IOT ‘Control Ware Bloat’ and a simplified, extendible, and centralised interface.
A few months back I upgraded our home network firewall capabilities with a Raspberry Pi that I had spare from an old project and was no longer using. The Pi had previously been connected to a 7inch touch screen and was mostly used for code scripting and basic Pi project tutorials. After dismantling the setup with a re-arrange of the home office, the Raspberry Pi was left sitting in a box until the idea came to put it to good use and apply it as a dedicated Firewall system.
I was so happy with the setup that I started thinking more about the Raspberry Pi devices and the various roles they can play in the home network. I came across the Pi Cluster rack on Amazon.com, and triggered memories of recent experiences with OpenStack, NextCloud, and a suite of custom Python scripts I created, designed to distribute and load balance various tasks over a cluster of machines. I started to think about various server applications and practical usability using these awesome, effective devices.
One thing that I wanted to design, again inspired by the Firewall project and recent web application development projects, a custom smart home interface that runs as a web application hosted on the home network. The reason for this: tie in the controls with an at home virtual assistance, also presented as a web application.
The beauty of this, in addition to actually having a virtual assistance and smart home interface, is that a personally developed web application interface for each of these can easily be combined on the landing page. A home virtual assistance with voice control and text to speech, can also be asked to then control the smart devices in the home. Tie in some natural language capabilities and you could essentially start working it towards a comparable version of JARVIS from Iron Man! (Way too awesome of a thought to explain how that vision plays out in my mind – what a dream!)
The extendibility and integration opportunities become basically endless, but more importantly each new feature can be implemented and additional controls added to the existing control suite as simply as extending the site map and html pages, buttons, links, sliders etc.
This was my long-term project goal, with the entirety of it being separated into various parts – home assistant, smart home control page, voice control, calendar controls, weather, media centre, device connectivity administration, communications centre for emails, sms, photos and video message, network storage, DMS, etc etc. The list goes on. A web application could be hosted on the Raspberry Pi device, it would then be a simple Python web app hosted using NGINX and GUNICORN and available to other devices on the home network, the web app landing page could have additional pages and controls added as each new feature is created and then integrated into the original webapp. The Raspberry Pi could have a connected touch screen, as well as a connected USB speaker/microphone as used in a videoconferencing meeting room to pick up the vocal commands and to play back the text to speech read outs. I listed the intention of the Raspberry Pi Smart Home project in my project lists, and even started documenting the various parts I want to include as well as gathering research information and resource links for all that I might need to use for the creation of the entire project, separating all the resources into the smaller components of the complete vision.
While looking for additional Smart Home ideas, I came across an article from Scott Ford titled ‘The Smart Home Deam Multi Device Single App’.
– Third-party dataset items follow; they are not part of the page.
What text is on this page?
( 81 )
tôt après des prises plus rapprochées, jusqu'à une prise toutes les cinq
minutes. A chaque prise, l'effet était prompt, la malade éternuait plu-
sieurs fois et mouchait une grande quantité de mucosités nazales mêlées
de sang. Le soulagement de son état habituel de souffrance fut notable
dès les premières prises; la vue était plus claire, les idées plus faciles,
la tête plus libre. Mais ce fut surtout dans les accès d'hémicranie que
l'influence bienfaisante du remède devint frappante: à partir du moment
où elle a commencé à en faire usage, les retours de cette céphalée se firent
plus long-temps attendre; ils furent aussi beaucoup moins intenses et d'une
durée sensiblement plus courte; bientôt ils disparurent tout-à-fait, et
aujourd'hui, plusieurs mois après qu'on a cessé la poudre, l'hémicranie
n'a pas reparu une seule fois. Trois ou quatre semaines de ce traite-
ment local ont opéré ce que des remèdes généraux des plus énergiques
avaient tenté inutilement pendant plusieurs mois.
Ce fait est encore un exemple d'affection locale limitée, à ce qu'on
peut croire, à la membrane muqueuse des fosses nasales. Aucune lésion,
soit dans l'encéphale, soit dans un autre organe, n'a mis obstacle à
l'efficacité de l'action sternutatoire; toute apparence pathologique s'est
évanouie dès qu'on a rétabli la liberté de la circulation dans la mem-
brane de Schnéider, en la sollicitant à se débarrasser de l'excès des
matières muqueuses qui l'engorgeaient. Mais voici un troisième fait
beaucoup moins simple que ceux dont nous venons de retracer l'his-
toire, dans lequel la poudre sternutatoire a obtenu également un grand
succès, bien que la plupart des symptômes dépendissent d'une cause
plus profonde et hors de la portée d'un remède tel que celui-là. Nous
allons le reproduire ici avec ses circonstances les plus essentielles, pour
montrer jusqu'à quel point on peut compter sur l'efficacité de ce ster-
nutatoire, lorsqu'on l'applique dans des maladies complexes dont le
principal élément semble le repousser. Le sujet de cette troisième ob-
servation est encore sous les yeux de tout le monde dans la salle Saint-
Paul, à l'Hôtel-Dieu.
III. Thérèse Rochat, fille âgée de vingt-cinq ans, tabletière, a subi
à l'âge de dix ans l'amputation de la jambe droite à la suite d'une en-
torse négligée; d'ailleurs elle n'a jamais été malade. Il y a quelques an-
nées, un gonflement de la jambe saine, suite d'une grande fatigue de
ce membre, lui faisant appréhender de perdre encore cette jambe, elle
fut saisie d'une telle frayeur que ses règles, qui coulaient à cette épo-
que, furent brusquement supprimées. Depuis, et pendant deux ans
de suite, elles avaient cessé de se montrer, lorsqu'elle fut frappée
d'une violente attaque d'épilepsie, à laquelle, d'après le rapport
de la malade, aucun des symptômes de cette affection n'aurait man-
The article was published on 25/08/2023 at https://www.iotforall.com/ and can be found here at this link: https://www.iotforall.com/the-smart-home-dream-multi-device-single-app
This article has inspired focus towards priority for the Smart Home / Virtual Assistance project for me. At least as far as using a web application for the integration of it all. If the idea really took off and even became a standard format for the increasing amount of IoT devices and the ever increasing expanse of control interfaces for all of the new options we keep trying to add to the range… maybe if all of the new devices and setups at least had the option for webpage control interfaces – we could cut down on the multitude of control applications and instead easily just plug in and seamlessly integrate any new devices to any existing ecosystem utilising the simplicity of an additional web page and a link to that new page being added to our existing landing page. “It’s almost too easy…”
I would not be the first person that has wanted to work on something like this. And it should not be so much about a race of idea ownership, as that prevents the very intention of seamless integration. It would need to be a mixed effort by product designers, developers, tinkerers, engineers, business owners etc. If it were to work well and be effective for a large range of IoT devices, and truly tackle the problem of ‘control-ware-bloat’, then we need to share the integration ideas for some form of standardised integration process.
I am keen to get from planning and design to prototyping, and will post the progression as it comes together.